2013-01-09

A Theory About Exercise

I am not aware of any serious research on this idea, but I have noticed something that seems to hold true in my own personal experience...

Most of the benefits of exercise (weight loss, increased muscle mass, improved blood sugar control, increasing VO2 max, etc.) seem to be at their most pronounced levels when a person is undertaking something new. That is, when you first begin an exercise regimen, for the first, say, two or three weeks, one will notice major gains in muscle, major drops in body fat, major improvements in blood sugar, and so forth. But as that exercise regimen continues over 4, 5, 6 weeks, and beyond, the improvements become far less pronounced. In my personal observation, they even reverse in some cases.

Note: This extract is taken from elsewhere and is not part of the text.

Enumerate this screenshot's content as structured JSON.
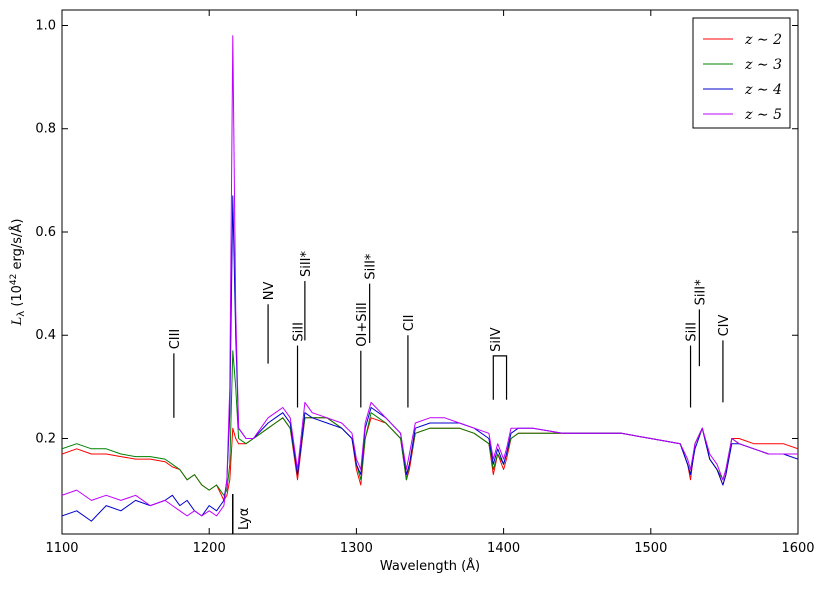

To avoid losing out on all the progress I gain as I work out, I have taken to making major changes to my exercise regimen every two or three weeks. This might come in a variety of forms. For example, when I developed a case of tendonitis recently, I first switched to jump rope as my preferred cardiovascular exercise. When I reached the point of diminishing returns, though, I switched to a rowing machine and again started feeling good and healthy. Recently I reached the point of diminishing returns there, too, and so I've been focusing on interval workouts using an elliptical machine. Now I find I'm maxing out there, and my legs feel a lot better, so I am making plans to start running again.

For strength training, it's been the same way. I committed to making major changes to my weight lifting routine every week or two. The result is, at least so far, muscles that continue to get larger and better-toned, and stronger.

Of course, what I'm talking about here is basically the "muscle confusion" principle upon which P90X and other fitness programs are based. So there is at least a community of people out there who seem to have noticed the same thing I have.

But, I have no scientific evidence for this, and what evidence I have seen thus far looks more like marketing than exercise physiology. Perhaps I'll never know the answer to this question, but I can say at least this much: It seems to hold true for me.

What is your own experience with this phenomenon?